Que sera, sera: CBRE buys advisory firm, looks to the future

In November 2021, the leader of what was then described as a ‘challenger’ advisory firm sat down with PropertyEU to explain the background to Sera Global. Fast forward exactly two years, and now CBRE owns it.

Leo Van den Thillart, global managing partner, has been elevated to global head of investment banking at CBRE as a result of the transaction – investment banking being the vertical that the Sera business unit now sits in at the giant property services firm.

It is early days, but Sera staff who are based in New York and London will be looking to see how the "culture" of CBRE’s investment banking unit will be. No doubt, Sera professionals have already received a warm welcome, and the weeks and months to come will put to the test any initial impressions of the collegiate nature that CBRE’s investment banking division is reputed to have.

The full history to Sera was set out in that November 2021 interview (a pdf of which is attached). Sera has been operating as a portfolio company of Canadian giant, Brookfield. In February 2021, it changed its name to Sera from BFIN and the company went on a recruitment drive with serious ambitions to become a global force. In Europe, hires included the likes of former UBS man, Eoin Bastible, along with other well-known names, who remain with the company.

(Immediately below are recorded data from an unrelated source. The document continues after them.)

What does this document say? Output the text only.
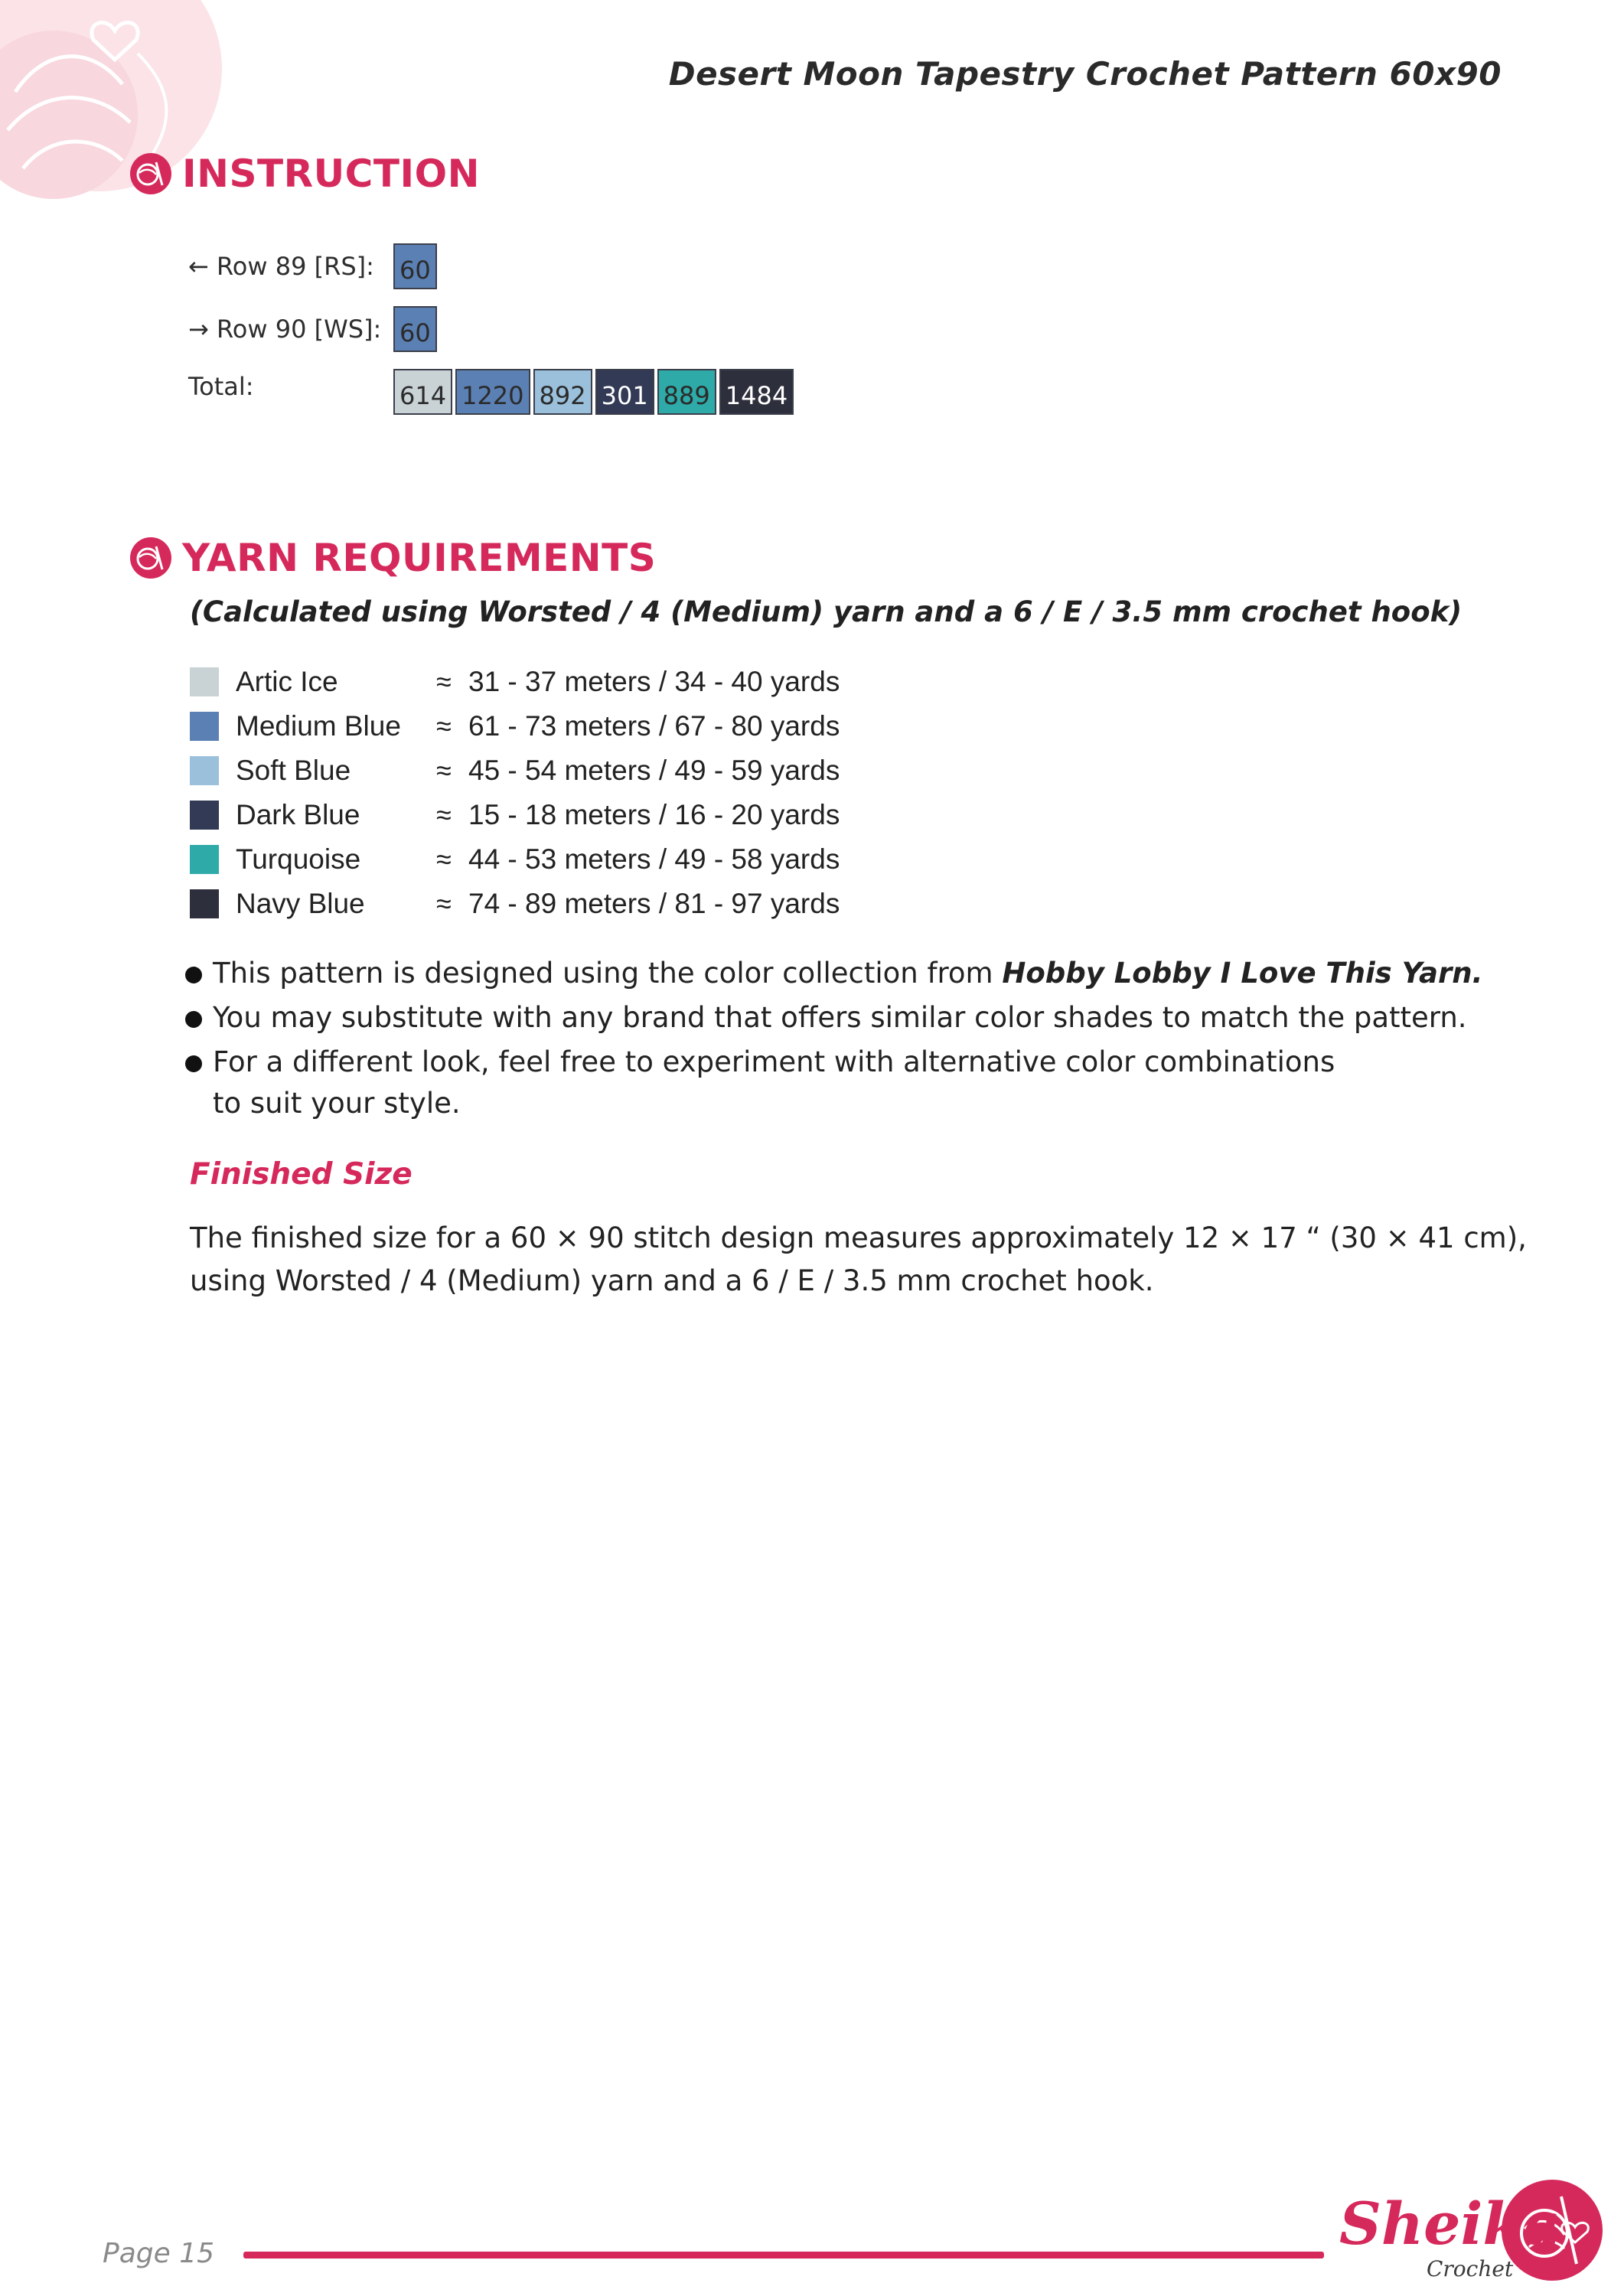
Desert Moon Tapestry Crochet Pattern 60x90
INSTRUCTION
← Row 89 [RS]:	60
→ Row 90 [WS]: 60
Total:	614 1220 892 301 889 1484
YARN REQUIREMENTS
(Calculated using Worsted / 4 (Medium) yarn and a 6 / E / 3.5 mm crochet hook)
Artic Ice	≈ 31 - 37 meters / 34 - 40 yards
Medium Blue	≈ 61 - 73 meters / 67 - 80 yards
Soft Blue	≈ 45 - 54 meters / 49 - 59 yards
Dark Blue	≈ 15 - 18 meters / 16 - 20 yards
Turquoise	≈ 44 - 53 meters / 49 - 58 yards
Navy Blue	≈ 74 - 89 meters / 81 - 97 yards
This pattern is designed using the color collection from Hobby Lobby I Love This Yarn.
You may substitute with any brand that offers similar color shades to match the pattern.
For a different look, feel free to experiment with alternative color combinations
to suit your style.
Finished Size
The finished size for a 60 × 90 stitch design measures approximately 12 × 17 “ (30 × 41 cm),
using Worsted / 4 (Medium) yarn and a 6 / E / 3.5 mm crochet hook.
Page 15	Sheika
Crochet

As Van den Thillart said two years ago, the mission as a challenger advisory firm was to compete against the likes of Evercore, PJT Park Hill, Lazard, and Rothschild & Co. Now it is CBRE who will be looking to strengthen its investment banking division against rivals by adding this firm that specialises in varous services under an investment banking umbrella such as fundraising, m&a, strategic options, secondaries, and private wealth services across real estate, infrastructure, and renewables.

Sera will provide CBRE with a private funds advisory service in a capacity that CBRE has not had in the past, as well as an elevated investment banking/asset manager m&a business that is into real assets.

For Sera staff, they have just received third-party validation from a major real estate business of what they have been trying to build. Under CBRE’s ownership, it also now gets access to resources and the reach of a Global Fortune 400 real estate firm that it did not previous possess. In theory, this should even better position it to provide services to its client relationships.

For its part, Brookfield was ready to sell. Sera sat in Brookfield’s private equity vehicle, and just like any other portfolio company, it had to be exited at some point.

It was always the idea to build Sera into a world class real assets advisory business and then be moved on to pastures newl. CBRE recognised that what had been built was a high-quality team that has managed to attract some high calibre fund manager clients and mandates. Rather than attempt to build something from scratch, CBRE saw something that was ready made.

It should be noted that under Brookfield’s ownership, Sera apparently did not receive any privilege of working on any Brookfield deals – it just received working capital. So, from that perspective, Sera will believe what it has managed as a three-year-old firm is extraordinary so far. 

The pipeline of work looks healthy. The vibe will be different compared to being a portfolio company. Now all it needs is for the market to fully open up.